I’ve used the new stream elsewhere via a new variable, and create it。but not sure if they’re the same, I can’t figure out the number of the stream or something.

Hi,

Could you open the ‘CUDA HW (Orin)’ and share the screenshot with us?
Thanks.

HI,


Hi,i am sure use the differentstream.

Hi,

It looks like you use the cudaMallocManaged memory.
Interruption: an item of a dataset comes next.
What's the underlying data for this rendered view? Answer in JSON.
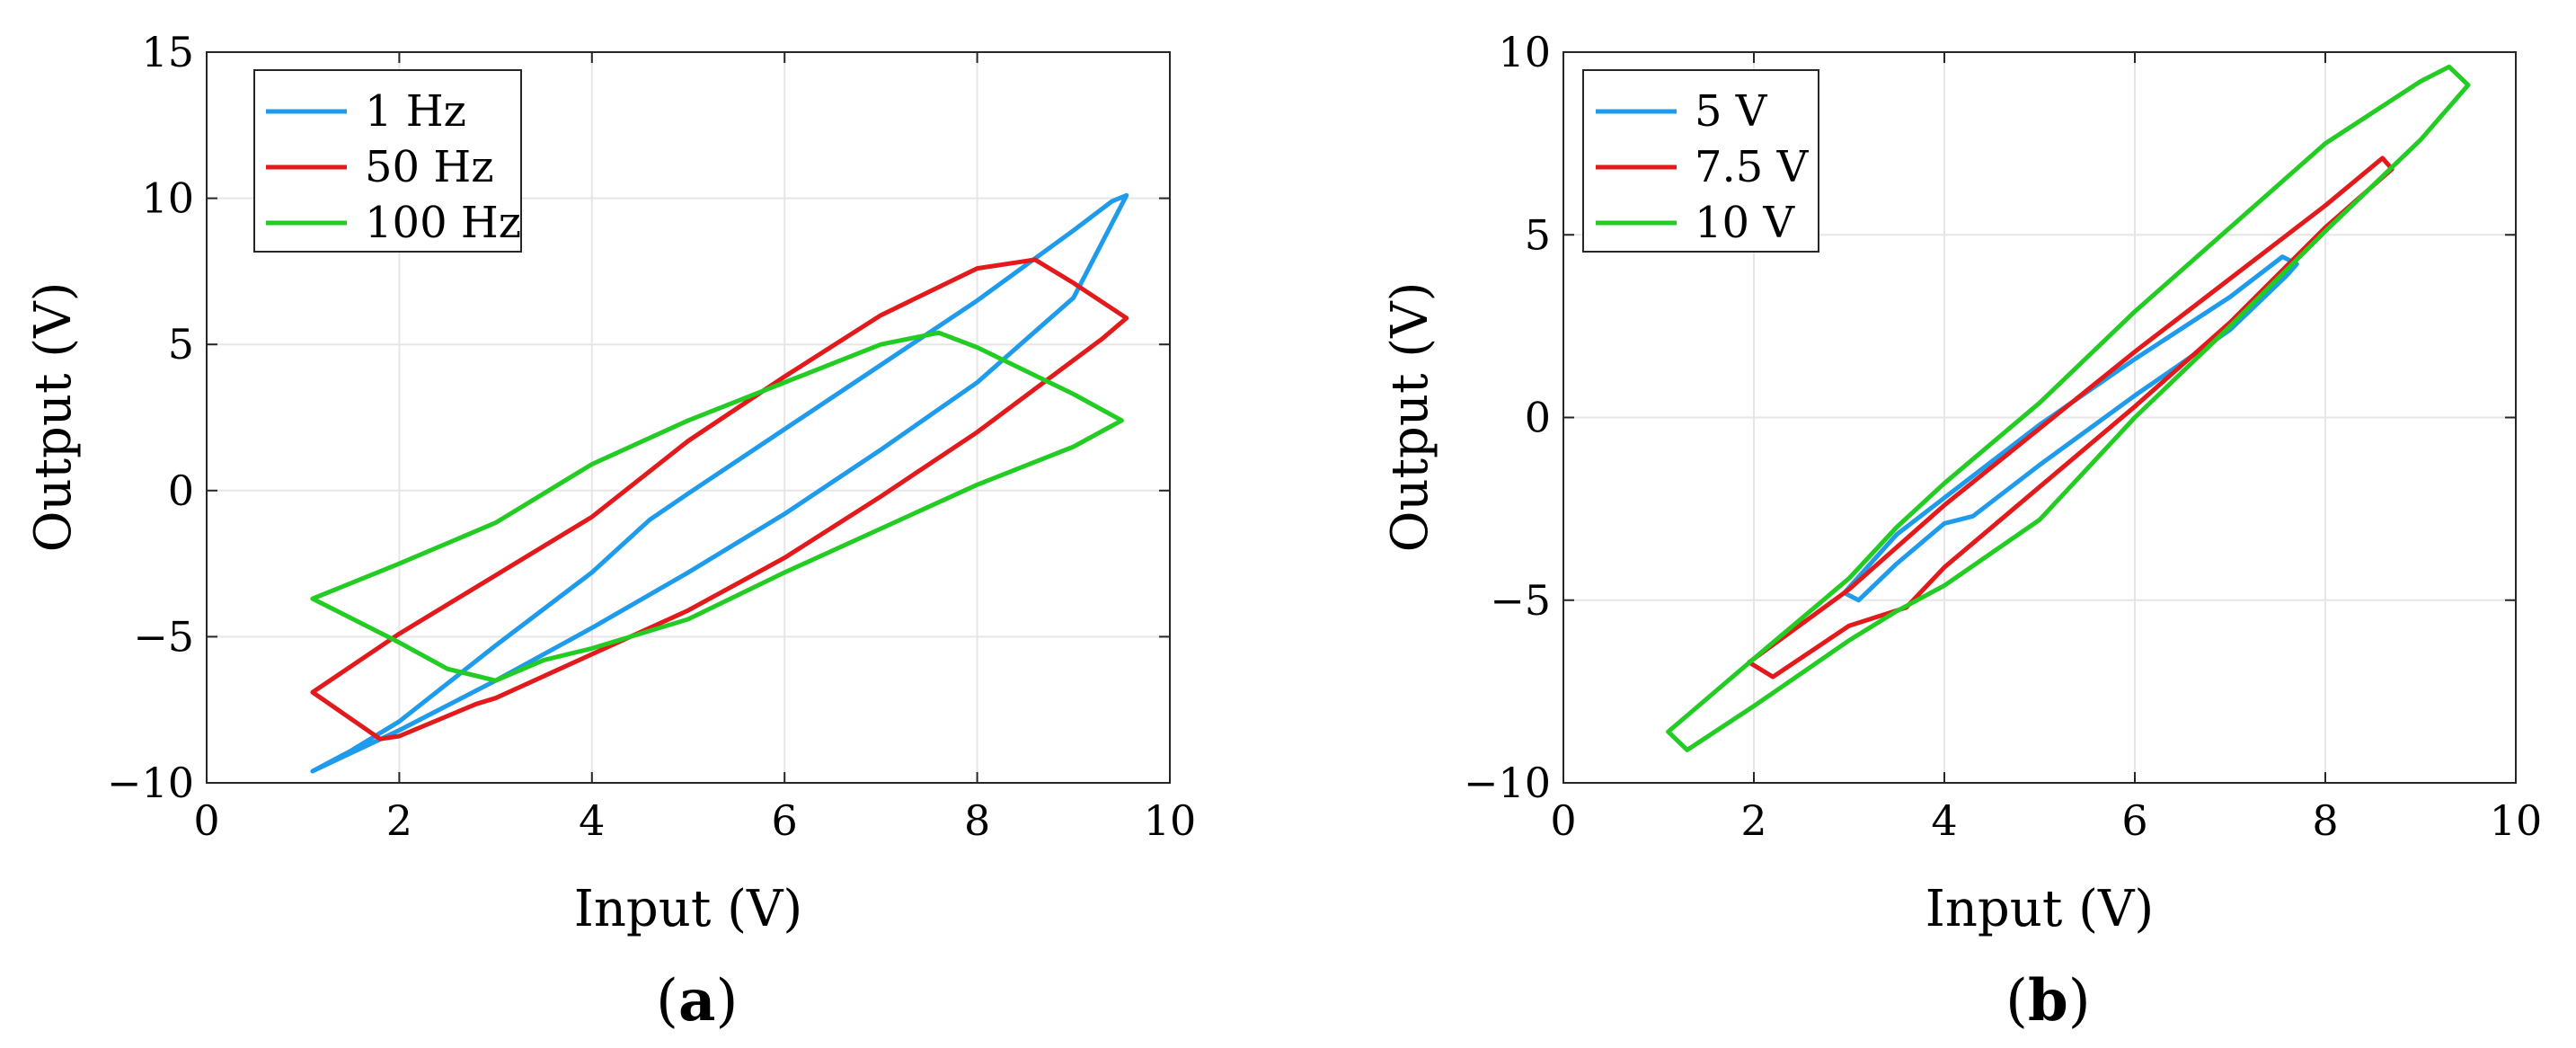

You don’t need to do the memcpy manually.
GPU driver will help to synchronize this kind of memory.

Thanks.

Because i really need copy to get new one.

Hi,

So based on the use case, are you only need the cuda malloc memory?
Will the CPU access the gYUV buffer?

Unified memory sometime might be slower since it stores data on both CPU and GPU.
It also requires some overhead since the GPU drivers need to do some underlying synchronization.
But it benefits when you read/write the same buffer with CPU and GPU frequently.

Thanks.

In fact, I have solved this problem with locked page memory or UVA, but my question is that deep learning reasoning should not affect my copy of other parts in the case of different streams.

Hi,

Unified memory actually have two copies on CPU and GPU separately.
Although user don’t need to take care the coherence, it do cause some overhead since GPU driver need to synchronize it in the background.

A possible reason is that the two use case need to share the IO bandwidth.
Thanks.

This topic was automatically closed 14 days after the last reply. New replies are no longer allowed.